SPECIAL REPORT
Expansion is the name of the game
With green shoots appearing, is it time to expand or diversify? Our marketing expert, PAUL CLAPHAM, mulls over the options for businesses looking to grow.
M
ervyn King, Governor of the Bank of England, is not noted for flights of fancy. So, when he says that we are starting to climb out of recession, ears tend to prick up and they did. Note that he has been accused of talking the economy down over the past few years and now heʼs talking it up.
Am I deafened by the popping of Champagne corks? Not yet, in truth, but here are the growth areas the quality papers are predicting.
Smaller companies get hit harder on the way down, but are beneficiaries on the way up. Listed small businesses (such as those on AIM) see investment as risk aversion reduces. Financial businesses, technology businesses and ʻconsumer discretionary brandsʼ are also being punted. However, I would suggest the latter might include most consumer products. Japanese companies are expected to do well.

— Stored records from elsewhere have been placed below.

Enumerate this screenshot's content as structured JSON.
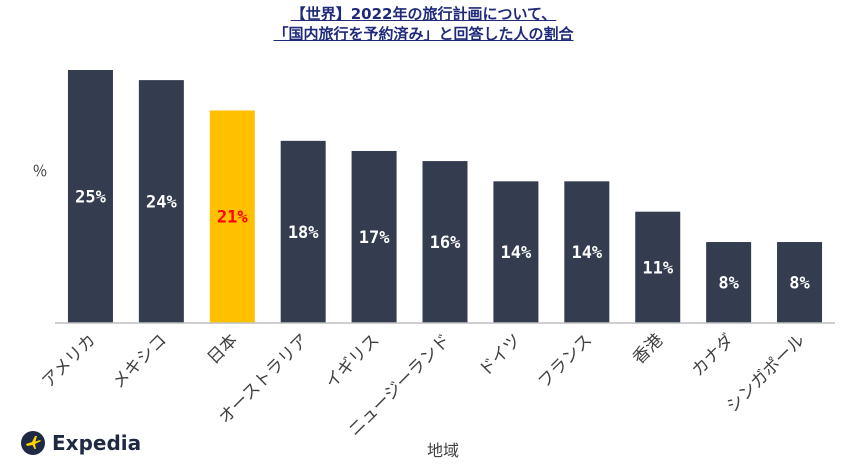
{
  "title": {
    "line1": "【世界】2022年の旅行計画について、",
    "line2": "「国内旅行を予約済み」と回答した人の割合"
  },
  "brand": {
    "name": "Expedia",
    "icon": "airplane-logo-icon"
  },
  "colors": {
    "bar": "#333d4f",
    "highlight_bar": "#ffc000",
    "label": "#ffffff",
    "highlight_label": "#ff0000",
    "axis": "#bfbfbf",
    "text": "#404040"
  },
  "chart_data": {
    "type": "bar",
    "xlabel": "地域",
    "ylabel": "％",
    "categories": [
      "アメリカ",
      "メキシコ",
      "日本",
      "オーストラリア",
      "イギリス",
      "ニュージーランド",
      "ドイツ",
      "フランス",
      "香港",
      "カナダ",
      "シンガポール"
    ],
    "values": [
      25,
      24,
      21,
      18,
      17,
      16,
      14,
      14,
      11,
      8,
      8
    ],
    "data_labels": [
      "25%",
      "24%",
      "21%",
      "18%",
      "17%",
      "16%",
      "14%",
      "14%",
      "11%",
      "8%",
      "8%"
    ],
    "highlight_category": "日本",
    "ylim": [
      0,
      25
    ],
    "grid": false,
    "legend": "none"
  }
}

The business that moves quickly in an upturn invariably gains most. But if opportunities are there, where exactly are they. What do you do to take advantage of the post-recession bounce? Margaret Thatcher made famous the phrase ʻsticking to your knittingʼ and a good one it was, too. In so many cases itʼs right. Aiming to be the best at what you do, focusing on it exclusively, creating excellence from expertise are, collectively, the sort of thing they teach at business schools. But how much is it a route to business growth? Yes itʼs virtuous but itʼs inclined to be slow. What can you do to speed the process?

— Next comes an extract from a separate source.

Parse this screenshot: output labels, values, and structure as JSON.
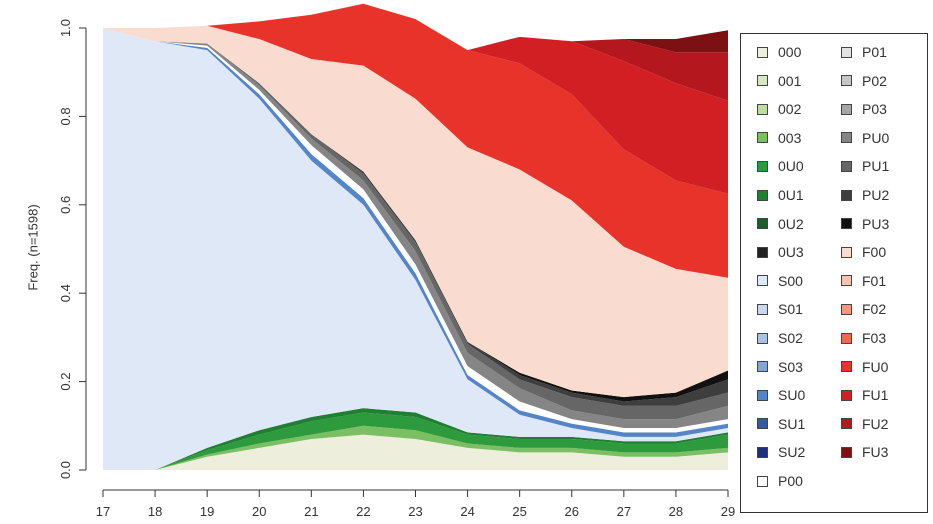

Start with your technology: are you using those machines to their full capability? I have heard in a range of business sectors two diametrically opposed comments: ʻwe donʼt feel our suppliers have helped us get best advantage from investing in their kitʼ; ʻour biggest frustration is knowing that our customers use only 25% of the productsʼ potentialʼ. My response is, ʻdid you ask for/offer input?ʼ and the answer is often the verbal equivalent of shuffling feet. So that has to be the first expansion route – youʼve got the technological capability, using every aspect of it can offer very rapid growth, with little or no additional costs. It may mean stepping outside your comfort zone, but thatʼs good, too.